Williams was born in Dallas, Texas, and grew up in the Pacific Northwest, attending Shorecrest High School near Seattle, Washington. His parents were both entrepreneurs: his father starting radio stations, including KUBE 93.3 in Seattle and his mother starting Lake Forest Park Montessori in North Seattle. Williams attended the University of Arizona, earning a B.S. in Business - Entrepreneurship in three years.
In 1996 Williams and high-school friend Sky Kruse co-founded Seattle-based LiveBid.com, a proprietary software site that partnered with traditional auction houses to stream their events online, allowing Internet bidders to participate in bidding. The firm was acquired by Amazon.com in 1999.
Williams remained at Amazon.com until 2010, he occupied several executive roles, including General Manager of Payments, General Manager for WebStore, Director of Community and Gifts, and Director of Live Auctions. He was responsible for early iterations of various web products, including Amazon.com's Selling on Amazon and WebStore by Amazon,.
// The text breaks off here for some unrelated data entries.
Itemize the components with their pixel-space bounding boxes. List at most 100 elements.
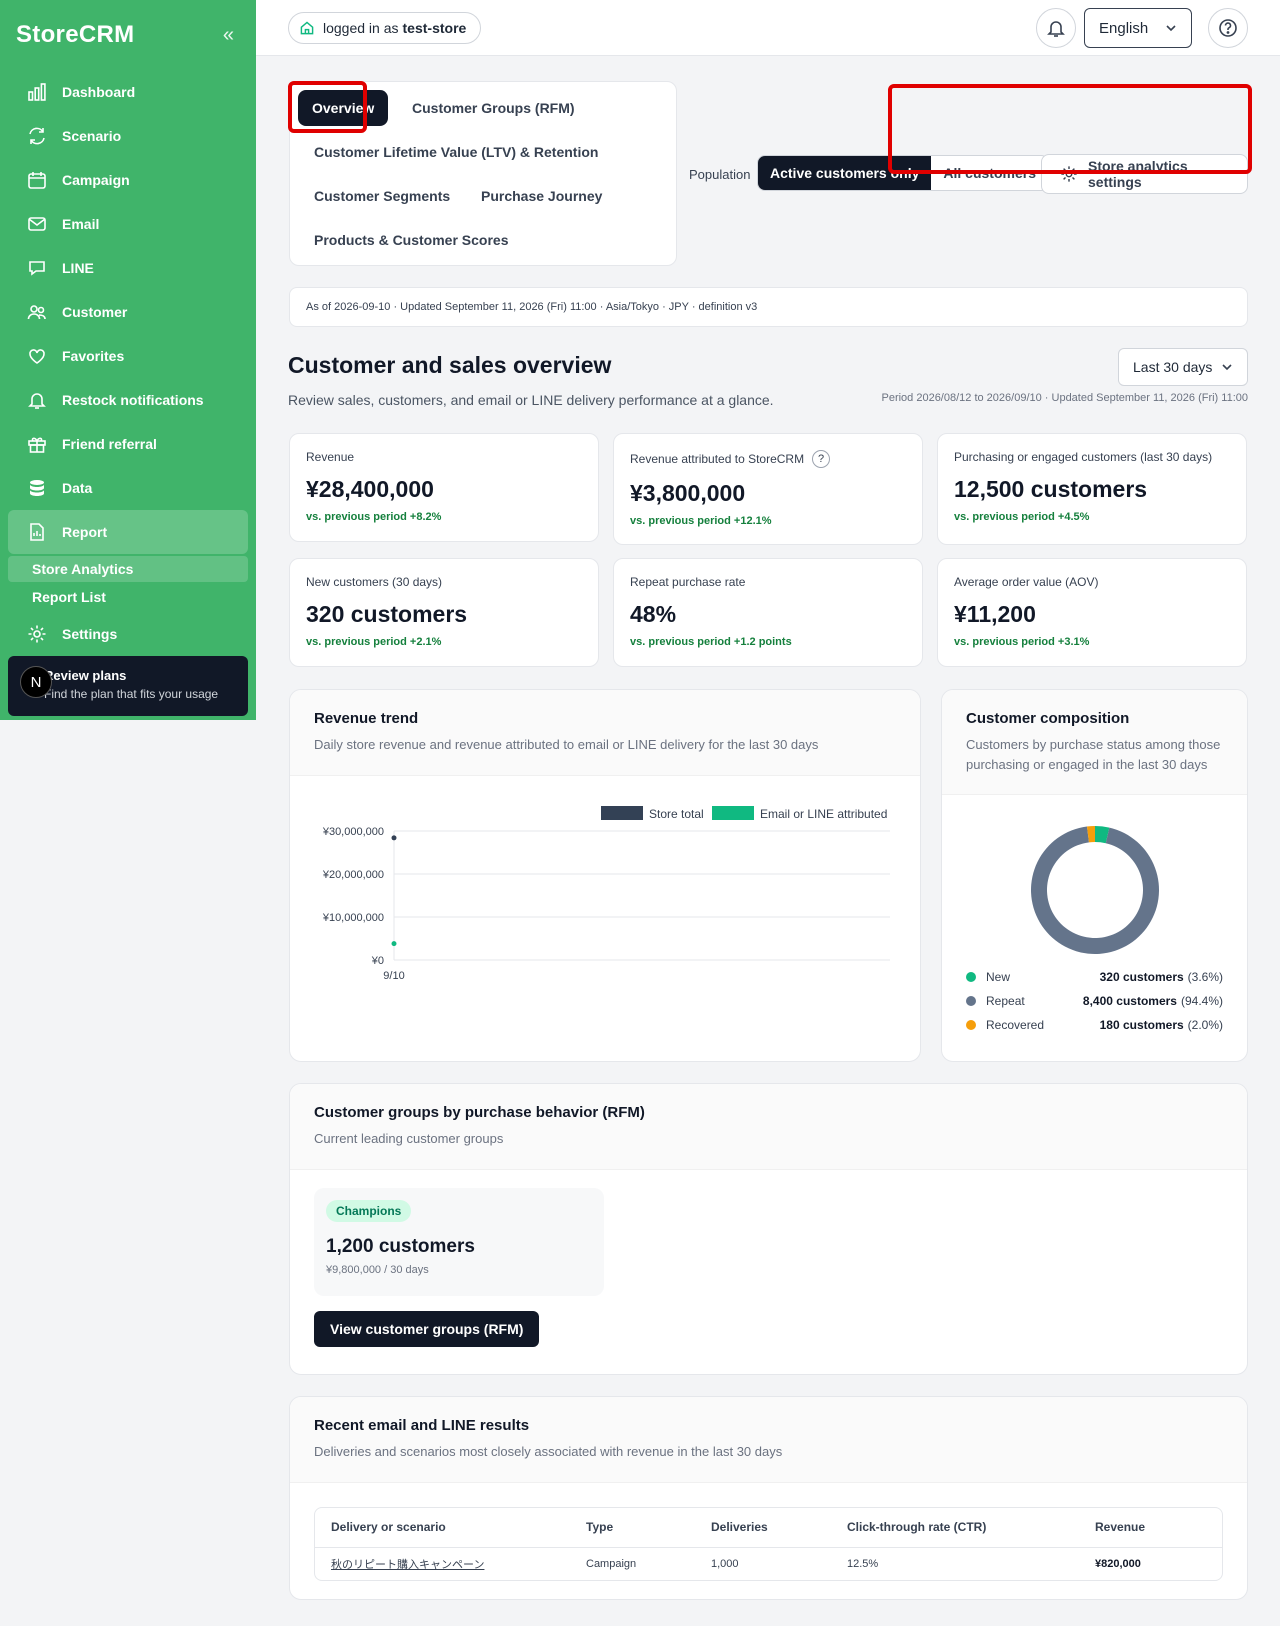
cell-ctr: 12.5% (847, 1557, 879, 1570)
cell-type: Campaign (586, 1557, 637, 1570)
tab-products-customer-scores[interactable]: Products & Customer Scores (300, 222, 523, 258)
heart-icon (26, 345, 48, 367)
tab-customer-segments[interactable]: Customer Segments (300, 178, 464, 214)
column-header[interactable]: Click-through rate (CTR) (831, 1507, 1079, 1548)
kpi-delta: vs. previous period +4.5% (954, 511, 1090, 523)
card-header: Recent email and LINE results Deliveries… (290, 1397, 1247, 1483)
x-tick-label: 9/10 (383, 970, 404, 982)
rfm-group-tile[interactable]: Champions 1,200 customers ¥9,800,000 / 3… (314, 1188, 604, 1296)
period-text: Period 2026/08/12 to 2026/09/10 · Update… (881, 392, 1248, 404)
logo: StoreCRM (16, 21, 135, 48)
page-description: Review sales, customers, and email or LI… (288, 392, 774, 408)
sidebar-item-label: Email (62, 216, 100, 232)
customer-composition-donut (1031, 826, 1159, 954)
y-tick-label: ¥30,000,000 (322, 826, 384, 838)
bell-icon (1046, 18, 1066, 38)
sidebar-item-label: Restock notifications (62, 392, 204, 408)
table-row[interactable]: 秋のリピート購入キャンペーン Campaign 1,000 12.5% ¥820… (315, 1548, 1222, 1580)
sidebar-item-scenario[interactable]: Scenario (8, 114, 248, 158)
card-title: Customer composition (966, 710, 1130, 727)
kpi-value: 320 customers (306, 601, 468, 627)
date-range-select[interactable]: Last 30 days (1118, 348, 1248, 386)
question-icon[interactable]: ? (812, 450, 831, 468)
bell-icon (26, 389, 48, 411)
card-subtitle: Current leading customer groups (314, 1131, 504, 1146)
composition-legend: New 320 customers (3.6%) Repeat 8,400 cu… (942, 965, 1247, 1037)
sidebar-item-settings[interactable]: Settings (8, 612, 248, 656)
legend-count: 180 customers (1099, 1018, 1184, 1032)
revenue-trend-chart: Store total Email or LINE attributed ¥30… (322, 805, 890, 982)
highlight-box (288, 81, 367, 133)
kpi-card: New customers (30 days) 320 customers vs… (289, 558, 599, 667)
tab-ltv-retention[interactable]: Customer Lifetime Value (LTV) & Retentio… (300, 134, 612, 170)
refresh-icon (26, 125, 48, 147)
sidebar-item-email[interactable]: Email (8, 202, 248, 246)
card-title: Customer groups by purchase behavior (RF… (314, 1104, 645, 1121)
sidebar-item-label: Friend referral (62, 436, 157, 452)
card-title: Revenue trend (314, 710, 419, 727)
sidebar-item-label: Scenario (62, 128, 122, 144)
sidebar-item-dashboard[interactable]: Dashboard (8, 70, 248, 114)
view-customer-groups-button[interactable]: View customer groups (RFM) (314, 1311, 540, 1347)
donut-slice-repeat[interactable] (1031, 826, 1159, 954)
legend-label-store-total: Store total (649, 807, 704, 821)
review-plans-card[interactable]: N Review plans Find the plan that fits y… (8, 656, 248, 716)
help-button[interactable] (1208, 8, 1248, 48)
sidebar-item-restock-notifications[interactable]: Restock notifications (8, 378, 248, 422)
recent-results-card: Recent email and LINE results Deliveries… (289, 1396, 1248, 1600)
kpi-value: ¥3,800,000 (630, 480, 746, 506)
cell-delivery-name[interactable]: 秋のリピート購入キャンペーン (315, 1548, 570, 1580)
sidebar-item-label: Dashboard (62, 84, 136, 100)
kpi-delta: vs. previous period +3.1% (954, 636, 1090, 648)
cell-deliveries: 1,000 (711, 1557, 739, 1570)
rfm-count: 1,200 customers (326, 1236, 475, 1257)
sidebar-item-friend-referral[interactable]: Friend referral (8, 422, 248, 466)
notifications-button[interactable] (1036, 8, 1076, 48)
column-header[interactable]: Revenue (1079, 1507, 1222, 1548)
sidebar-item-favorites[interactable]: Favorites (8, 334, 248, 378)
gear-icon (26, 623, 48, 645)
sidebar-item-customer[interactable]: Customer (8, 290, 248, 334)
sidebar-item-campaign[interactable]: Campaign (8, 158, 248, 202)
kpi-label-row: Revenue attributed to StoreCRM? (630, 450, 906, 468)
sidebar-subitem-store-analytics[interactable]: Store Analytics (8, 556, 248, 582)
chevron-down-icon (1221, 361, 1233, 373)
card-subtitle: Customers by purchase status among those… (966, 737, 1221, 772)
as-of-banner: As of 2026-09-10 · Updated September 11,… (289, 287, 1248, 327)
users-icon (26, 301, 48, 323)
rfm-revenue: ¥9,800,000 / 30 days (326, 1264, 429, 1276)
legend-dot (966, 996, 976, 1006)
topbar: logged in as test-store English (256, 0, 1280, 56)
card-subtitle: Daily store revenue and revenue attribut… (314, 737, 819, 752)
sidebar-subitem-report-list[interactable]: Report List (8, 584, 248, 610)
kpi-delta: vs. previous period +12.1% (630, 515, 772, 527)
kpi-value: 12,500 customers (954, 476, 1148, 502)
kpi-delta: vs. previous period +2.1% (306, 636, 442, 648)
data-point[interactable] (391, 940, 397, 946)
sidebar-item-line[interactable]: LINE (8, 246, 248, 290)
date-range-value: Last 30 days (1133, 359, 1213, 375)
sidebar-item-report[interactable]: Report (8, 510, 248, 554)
column-header[interactable]: Type (570, 1507, 695, 1548)
chat-icon (26, 257, 48, 279)
page-title: Customer and sales overview (288, 352, 612, 378)
data-point[interactable] (391, 834, 397, 840)
collapse-sidebar-icon[interactable]: « (223, 24, 234, 47)
bar-chart-icon (26, 81, 48, 103)
legend-label: Recovered (986, 1018, 1045, 1032)
kpi-label: Repeat purchase rate (630, 575, 746, 589)
sidebar-item-label: Settings (62, 626, 118, 642)
kpi-label: Revenue attributed to StoreCRM (630, 452, 805, 466)
tab-customer-groups-rfm[interactable]: Customer Groups (RFM) (398, 90, 589, 126)
column-header[interactable]: Deliveries (695, 1507, 831, 1548)
legend-pct: (2.0%) (1187, 1018, 1223, 1032)
tab-purchase-journey[interactable]: Purchase Journey (467, 178, 616, 214)
sidebar-item-label: Favorites (62, 348, 125, 364)
language-select[interactable]: English (1084, 8, 1192, 48)
column-header[interactable]: Delivery or scenario (315, 1507, 570, 1548)
sidebar-item-label: Campaign (62, 172, 130, 188)
table-header-row: Delivery or scenario Type Deliveries Cli… (315, 1507, 1222, 1548)
sidebar-item-data[interactable]: Data (8, 466, 248, 510)
sidebar-item-label: Customer (62, 304, 128, 320)
sidebar-item-label: Data (62, 480, 93, 496)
In 2001 Williams initiated a partnership between Amazon.com and the Annual Today Show Holiday Drive, a project of the Today Show Charitable Foundation, Inc. The partnership allowed Amazon.com customers to select and purchase a wish list of toy products for needy children from the site, .
In September 2010, Williams became CEO of social news aggregator Digg.com. He inherited a number of challenges: the technically marred release of site redesign Digg v4 had resulted in a decline in customer usage and an alienation of the site's core audience; at the same time, changes in the internet milieu - most particularly Google's search algorithm - had made Digg's news aggregation model less relevant. After the departure of former CEO Jay Adelson, founder Kevin Rose had run the company, making Williams the company's third CEO within a span of months.
During Williams' tenure, the firm's metrics began to rebound. Site engagement increased significantly: Diggs and time on site by 20%, the total number of comments submitted per day by 50%. Despite this, the company's burn rate remained high, resulting in layoffs of 40% of staff and cuts in operational costs in order to approach cash flow positive in 2011.
In July 2012, Williams completed the sale of Digg in three parts: some staff members were transferred to The Washington Post's SocialCode project for $12 million, a suite of patents were sold to LinkedIn for $4 million, while the Digg brand and website was sold to Betaworks for stock plus cash, including at least $500,000 in the form of cash.
In mid-2013 Williams became CEO of Internet startup Pro.com, a home services marketplace where users receive instant price estimates from home professionals and schedule appointments online.
In 2012 Williams became Entrepreneur in Residence at the venture capital firm Andreessen Horowitz. Williams is a Member of the Board of Directors for SmartThings.